Todo final de ano é a mesma coisa. É sair pra
comprar presentes de última hora e enfrentar filas desumanas nos shoppings. É
arrumar briga nos estacionamentos por causa de uma vaga. É reunir a família pra
comemorar uma data que ninguém sabe direito o que é. É quase querer desistir da
vida com a programação de fim de ano da TV.

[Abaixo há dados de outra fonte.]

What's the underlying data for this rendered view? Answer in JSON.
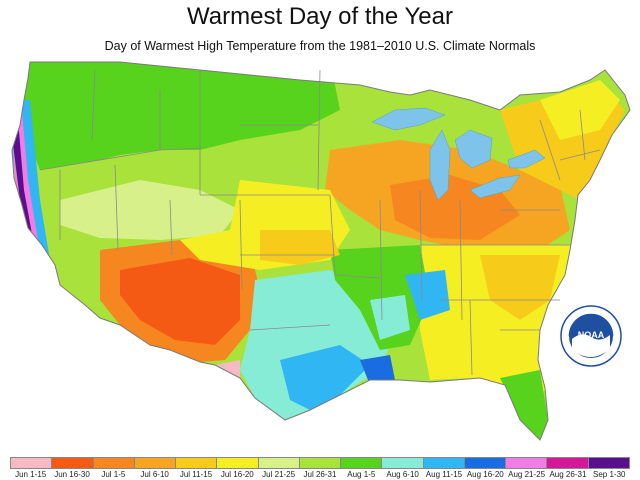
{
  "title": "Warmest Day of the Year",
  "subtitle": "Day of Warmest High Temperature from the 1981–2010 U.S. Climate Normals",
  "logo": {
    "text": "NOAA",
    "icon": "noaa-logo-icon"
  },
  "legend": [
    {
      "label": "Jun 1-15",
      "color": "#f7b9c3"
    },
    {
      "label": "Jun 16-30",
      "color": "#f55a14"
    },
    {
      "label": "Jul 1-5",
      "color": "#f6861f"
    },
    {
      "label": "Jul 6-10",
      "color": "#f6a523"
    },
    {
      "label": "Jul 11-15",
      "color": "#f7cb19"
    },
    {
      "label": "Jul 16-20",
      "color": "#f5ee23"
    },
    {
      "label": "Jul 21-25",
      "color": "#d8f08a"
    },
    {
      "label": "Jul 26-31",
      "color": "#a8e23a"
    },
    {
      "label": "Aug 1-5",
      "color": "#57d21d"
    },
    {
      "label": "Aug 6-10",
      "color": "#86ecd6"
    },
    {
      "label": "Aug 11-15",
      "color": "#30b6f3"
    },
    {
      "label": "Aug 16-20",
      "color": "#1a6de0"
    },
    {
      "label": "Aug 21-25",
      "color": "#f07ce5"
    },
    {
      "label": "Aug 26-31",
      "color": "#d4189a"
    },
    {
      "label": "Sep 1-30",
      "color": "#5a0f8c"
    }
  ],
  "colors": {
    "water": "#7ec4ea",
    "border": "#8a8a8a",
    "noaa_blue": "#1e4fa0"
  }
}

E reunir a família é sempre a mesma coisa. Parentes
distantes que deveriam continuar distantes. Aquela gente que parece que se
reúne só pra reclamar da vida, fazendo um verdadeiro campeonato de desgraças,
cada um querendo fazer o papel de vítima protagonista. Tudo isso, fora aqueles
presentes que só vão ocupar espaço em nossas vidas, pois, no que depender da
gente, nunca serão utilizados.
O natal tem seus personagens típicos e eu não estou
falando do Papai Noel, do Jesus Cristo ou do Roberto Carlos. Em todas as
famílias existe uma tia que sempre dá aqueles presentes de deixar qualquer um
com vergonha. Ela esquece que às vezes a gente só quer um presente normal, que
não precisa ser nada criativo. Também me refiro ao pai, que sempre ganha meias
ou cuecas, como se essas fossem as únicas necessidades de um homem. Me refiro ao
tio que enche a cara e começa a falar “verdades”. Esse é “o cara”. Confesso que
esse é o meu personagem preferido, contanto que ele não se lembre da minha
existência. O tio faz o papel que nunca tivemos coragem de assumir, traduzindo
os nossos pensamentos inescrupulosos em palavras que sóbrios jamais
conseguiríamos pronunciar. E o melhor de tudo é que já vem com a desculpa
pronta do “bebi demais”. Ele usa o álcool como facilitador social e não sofre
sansão alguma. Eu quase conseguiria sentir inveja, se a situação não fosse tão
medíocre. Até acho que todo mundo passa a “mão por cima” desse tio porque, no
fundo no fundo, o seu desabafo é o mesmo desabafo de qualquer outro presente na
festa de natal.
Todo natal é aquela champanhe meia-boca (pra não
falar da sidra), aquele calor senegalês cada vez pior (maldito aquecimento
global), aquele amigo secreto que nunca conseguiu ser realmente secreto (gente
que não consegue guardar a língua dentro da boca). Todo natal são desenterradas
aquelas musiquinhas-que-nunca-deveriam-ter-sido-gravadas e que grudam na cabeça
da pobre criatura, sem contar o parente que sempre ressuscita o cd da Simone.
Todo natal as mães se reúnem pra exibir e comparar seus filhos aos das outras
e, de quebra, falar mal de mães alheias. As mesmas pessoas que dizem que não
deveriam comer demais são as que dão panetones de presente.
Acho que é isso: o natal é a festa da “boca pra
fora”, a celebração máxima da hipocrisia, que fecha o ano-que-podia-ter-sido-e-não-foi
com chave de ouro. É quando começam a surgir todas aquelas
promessas-que-vão-mudar-a-sua-vida para o ano novo, mas que não vão passar da
ressaca do réveillon.
Neste Natal, quero registrar todo o meu
reconhecimento ao tio bêbado, que todo o ano dá um toque mais sincero ao meu
final de ano. Fica aqui o meu sincero agradecimento.